A screencast is a video recording of your computer screen, and usually includes audio. Screencasting is also referred to as video screen capture, and is a great way to teach or share ideas.
Common examples of screencasts are onscreen tutorials, video lessons, or slideshare presentations. A major benefit of screencasting is that the viewer can watch the screencast at a time when it’s best for them, because learning doesn’t always take place in an academic setting. Additionally, the viewer can absorb the information at their own pace by pausing and rewatching portions. Screencasts add a personal touch in ways that other methods simply cannot.
Watch this “Making screencasts: The pedagogical framework” by Robert Talbert, Associate Professor of Mathematics at Grand Valley State University, to learn more about how you might incorporate screencasting.
Use it to introduce yourself to the class.

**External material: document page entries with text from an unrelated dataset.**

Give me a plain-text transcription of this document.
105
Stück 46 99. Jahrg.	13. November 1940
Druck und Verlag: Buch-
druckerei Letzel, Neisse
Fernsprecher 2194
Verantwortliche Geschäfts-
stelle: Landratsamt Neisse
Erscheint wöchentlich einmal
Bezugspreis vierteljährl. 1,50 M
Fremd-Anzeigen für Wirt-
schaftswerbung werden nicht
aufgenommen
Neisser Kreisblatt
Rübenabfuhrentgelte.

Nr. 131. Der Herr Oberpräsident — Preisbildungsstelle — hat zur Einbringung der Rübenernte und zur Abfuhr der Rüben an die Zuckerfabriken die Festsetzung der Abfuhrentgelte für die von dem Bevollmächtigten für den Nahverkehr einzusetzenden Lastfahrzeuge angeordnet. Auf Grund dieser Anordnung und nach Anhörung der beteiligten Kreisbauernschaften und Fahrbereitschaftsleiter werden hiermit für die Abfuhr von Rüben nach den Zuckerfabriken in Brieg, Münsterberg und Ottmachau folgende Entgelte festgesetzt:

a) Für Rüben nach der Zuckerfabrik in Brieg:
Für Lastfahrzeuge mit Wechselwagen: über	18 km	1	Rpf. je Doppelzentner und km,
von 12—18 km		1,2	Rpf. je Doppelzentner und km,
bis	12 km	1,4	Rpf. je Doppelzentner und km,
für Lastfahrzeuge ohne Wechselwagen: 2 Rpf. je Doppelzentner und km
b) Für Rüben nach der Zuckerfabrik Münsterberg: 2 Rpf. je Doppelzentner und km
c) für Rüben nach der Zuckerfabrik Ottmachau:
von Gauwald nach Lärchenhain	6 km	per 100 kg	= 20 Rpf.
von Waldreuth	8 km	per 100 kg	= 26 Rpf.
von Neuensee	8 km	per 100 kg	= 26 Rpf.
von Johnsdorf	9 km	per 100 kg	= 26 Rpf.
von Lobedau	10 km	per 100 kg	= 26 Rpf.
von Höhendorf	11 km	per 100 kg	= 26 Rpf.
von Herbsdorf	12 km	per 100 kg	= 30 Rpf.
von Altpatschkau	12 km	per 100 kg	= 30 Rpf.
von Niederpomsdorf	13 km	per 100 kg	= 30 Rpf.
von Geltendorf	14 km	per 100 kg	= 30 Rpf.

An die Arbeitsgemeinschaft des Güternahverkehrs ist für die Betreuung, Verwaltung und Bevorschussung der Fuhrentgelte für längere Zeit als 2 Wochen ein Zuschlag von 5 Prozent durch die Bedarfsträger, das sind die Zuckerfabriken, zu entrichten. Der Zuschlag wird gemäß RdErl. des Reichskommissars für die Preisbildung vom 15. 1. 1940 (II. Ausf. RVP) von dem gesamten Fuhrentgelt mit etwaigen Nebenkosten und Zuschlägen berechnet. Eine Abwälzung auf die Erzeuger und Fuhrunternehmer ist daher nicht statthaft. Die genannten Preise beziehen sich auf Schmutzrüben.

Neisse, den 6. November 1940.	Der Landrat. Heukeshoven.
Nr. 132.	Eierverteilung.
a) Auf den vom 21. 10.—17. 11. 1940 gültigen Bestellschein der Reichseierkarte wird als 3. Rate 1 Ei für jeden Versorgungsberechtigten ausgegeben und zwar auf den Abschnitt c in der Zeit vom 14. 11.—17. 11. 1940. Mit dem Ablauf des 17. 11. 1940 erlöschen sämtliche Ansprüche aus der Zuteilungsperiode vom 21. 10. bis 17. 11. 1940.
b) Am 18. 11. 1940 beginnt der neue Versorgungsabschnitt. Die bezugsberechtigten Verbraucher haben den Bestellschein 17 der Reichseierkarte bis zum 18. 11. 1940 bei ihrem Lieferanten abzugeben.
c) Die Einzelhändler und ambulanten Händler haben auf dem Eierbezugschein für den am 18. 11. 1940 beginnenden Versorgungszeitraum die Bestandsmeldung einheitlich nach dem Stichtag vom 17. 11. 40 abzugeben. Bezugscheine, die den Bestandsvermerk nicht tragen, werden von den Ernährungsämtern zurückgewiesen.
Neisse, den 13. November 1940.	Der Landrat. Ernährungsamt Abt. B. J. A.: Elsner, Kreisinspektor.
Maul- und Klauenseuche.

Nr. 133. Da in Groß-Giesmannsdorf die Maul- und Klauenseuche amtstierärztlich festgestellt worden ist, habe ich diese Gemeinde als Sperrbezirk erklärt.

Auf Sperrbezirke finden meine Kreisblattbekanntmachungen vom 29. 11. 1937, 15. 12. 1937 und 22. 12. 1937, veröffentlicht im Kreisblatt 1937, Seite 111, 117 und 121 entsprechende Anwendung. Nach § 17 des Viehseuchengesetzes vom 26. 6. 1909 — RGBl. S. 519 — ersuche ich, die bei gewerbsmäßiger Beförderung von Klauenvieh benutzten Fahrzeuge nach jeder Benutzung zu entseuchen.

You can include your background and experience with the subject and add personal touches like photos and your favorite music to connect with students.
Use it to introduce the class structure.
Using screencasting to explain online course navigation and instructions helps provide the instructor presence so important to student success in online environments.
Use it to present content or demonstrate skills to your students.
For example, screencasting can allow you to
- record and present a speech, a story, an interview or a conversation.
- screen capture a presentation along with narration.
- screen capture a demonstration of a math problem being solved using a drawing program.
- create tutorials and step-by-step video demonstrations on how to use laboratory equipment or specific software programs.
- provide training on a range of topics.
- offer explanations and clarifications of complex concepts.
- record chunked lectures, or break up longer lectures into smaller segments.
Use it to provide feedback to your students.
Screencasting allows you to augment textual corrections with speech and drawings.